Akhir dari Kebencian di Seluas Dunia
KIRA-KIRA dua ribu tahun yang lalu, suatu minoritas menjadi korban kebencian. Tertullian menjelaskan sikap yang umum dari orang-orang Romawi terhadap orang-orang Kristen masa awal, ”Jika langit tidak memberikan hujan, jika ada gempa bumi, jika ada bala kelaparan atau sampar, maka seruan yang segera terdengar adalah, ’Singkirkan orang-orang Kristen untuk dimakan oleh singa-singa!’”
Meskipun menjadi sasaran kebencian, orang-orang Kristen masa awal menolak godaan untuk membalas dendam atas ketidakadilan.

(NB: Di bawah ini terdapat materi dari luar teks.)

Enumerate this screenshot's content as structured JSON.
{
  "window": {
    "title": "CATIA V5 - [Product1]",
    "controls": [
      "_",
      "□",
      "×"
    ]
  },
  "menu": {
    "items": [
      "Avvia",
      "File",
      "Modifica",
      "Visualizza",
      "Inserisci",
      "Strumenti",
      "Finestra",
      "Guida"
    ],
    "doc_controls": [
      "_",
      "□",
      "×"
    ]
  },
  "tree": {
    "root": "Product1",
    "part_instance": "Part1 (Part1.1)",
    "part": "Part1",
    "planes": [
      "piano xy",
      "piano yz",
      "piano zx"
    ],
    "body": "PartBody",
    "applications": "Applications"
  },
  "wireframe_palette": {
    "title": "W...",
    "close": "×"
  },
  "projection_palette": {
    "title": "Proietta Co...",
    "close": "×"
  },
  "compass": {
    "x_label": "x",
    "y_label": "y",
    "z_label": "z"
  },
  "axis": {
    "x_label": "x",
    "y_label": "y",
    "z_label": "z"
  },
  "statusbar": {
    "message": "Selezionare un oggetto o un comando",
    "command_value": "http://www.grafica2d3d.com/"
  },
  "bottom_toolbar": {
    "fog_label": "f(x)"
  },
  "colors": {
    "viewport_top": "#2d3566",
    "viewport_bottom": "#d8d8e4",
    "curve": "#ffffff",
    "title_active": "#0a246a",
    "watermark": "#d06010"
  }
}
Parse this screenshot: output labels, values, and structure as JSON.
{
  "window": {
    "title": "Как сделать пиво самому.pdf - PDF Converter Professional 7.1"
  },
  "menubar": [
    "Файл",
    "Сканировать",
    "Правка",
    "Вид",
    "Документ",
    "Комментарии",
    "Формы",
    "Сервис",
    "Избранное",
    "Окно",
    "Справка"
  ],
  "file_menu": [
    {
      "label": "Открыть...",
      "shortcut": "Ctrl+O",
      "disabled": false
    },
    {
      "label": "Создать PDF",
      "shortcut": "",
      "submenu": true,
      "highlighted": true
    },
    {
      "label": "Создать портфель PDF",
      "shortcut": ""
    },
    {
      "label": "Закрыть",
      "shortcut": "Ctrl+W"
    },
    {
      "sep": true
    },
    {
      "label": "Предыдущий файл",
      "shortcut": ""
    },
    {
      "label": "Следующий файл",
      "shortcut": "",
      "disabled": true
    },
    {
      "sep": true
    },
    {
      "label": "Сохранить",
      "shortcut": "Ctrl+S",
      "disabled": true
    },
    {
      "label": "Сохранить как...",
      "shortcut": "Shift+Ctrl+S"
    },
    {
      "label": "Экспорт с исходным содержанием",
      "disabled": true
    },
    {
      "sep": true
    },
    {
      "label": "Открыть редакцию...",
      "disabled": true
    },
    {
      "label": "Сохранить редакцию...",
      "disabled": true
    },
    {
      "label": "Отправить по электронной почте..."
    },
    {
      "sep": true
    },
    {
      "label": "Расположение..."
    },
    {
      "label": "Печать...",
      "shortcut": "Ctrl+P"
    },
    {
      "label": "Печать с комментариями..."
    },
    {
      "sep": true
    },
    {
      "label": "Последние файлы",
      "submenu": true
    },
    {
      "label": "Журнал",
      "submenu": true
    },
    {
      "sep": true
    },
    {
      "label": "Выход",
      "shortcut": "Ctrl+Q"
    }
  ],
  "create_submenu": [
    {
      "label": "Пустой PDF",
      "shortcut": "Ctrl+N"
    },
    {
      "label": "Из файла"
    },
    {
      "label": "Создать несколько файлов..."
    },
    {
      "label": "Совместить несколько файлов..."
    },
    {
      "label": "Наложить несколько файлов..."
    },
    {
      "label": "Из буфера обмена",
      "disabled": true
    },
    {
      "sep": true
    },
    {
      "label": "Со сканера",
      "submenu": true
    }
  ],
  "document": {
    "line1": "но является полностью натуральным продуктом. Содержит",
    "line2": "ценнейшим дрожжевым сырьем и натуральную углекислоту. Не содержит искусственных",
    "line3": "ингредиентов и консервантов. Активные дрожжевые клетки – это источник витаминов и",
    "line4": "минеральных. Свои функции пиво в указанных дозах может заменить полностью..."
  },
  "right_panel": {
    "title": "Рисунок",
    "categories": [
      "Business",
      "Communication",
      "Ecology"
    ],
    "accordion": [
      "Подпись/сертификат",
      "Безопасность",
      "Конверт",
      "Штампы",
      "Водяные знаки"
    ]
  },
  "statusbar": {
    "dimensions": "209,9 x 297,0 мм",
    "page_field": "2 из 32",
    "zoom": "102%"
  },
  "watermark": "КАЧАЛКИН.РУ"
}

Dalam Khotbahnya yang terkenal di Gunung, Yesus Kristus mengatakan, ”Kamu mendengar bahwa telah dikatakan, ’Engkau harus mengasihi sesamamu dan membenci musuhmu.’ Akan tetapi, aku mengatakan kepadamu: Teruslah mengasihi musuh-musuhmu dan berdoa bagi mereka yang menganiaya kamu.”—Matius 5:43, 44.
Tradisi lisan dari orang-orang Yahudilah yang menyatakan bahwa ’membenci musuh’ adalah hal yang patut dilakukan. Akan tetapi, Yesus mengatakan kita harus mengasihi musuh kita, bukan hanya teman kita. Hal ini sulit namun tidak mustahil. Mengasihi musuh tidak berarti menyukai semua jalan-jalannya atau perbuatannya. Kata Yunani yang terdapat dalam kisah Matius berasal dari a·gaʹpe, yang melukiskan kasih yang bertindak selaras dengan prinsip. Orang yang memperlihatkan a·gaʹpe, kasih yang berprinsip, akan berbuat baik bahkan kepada musuh yang membenci dan menganiayanya. Mengapa? Karena hal itu merupakan cara untuk meniru Kristus, dan juga cara untuk menaklukkan kebencian. Seorang sarjana bahasa Yunani menyatakan, ”[A·gaʹpe] memungkinkan kita untuk menaklukkan kecenderungan alami kita kepada kemarahan dan kepada kebencian.” Tetapi apakah ini efektif dalam dunia yang sarat dengan kebencian dewasa ini?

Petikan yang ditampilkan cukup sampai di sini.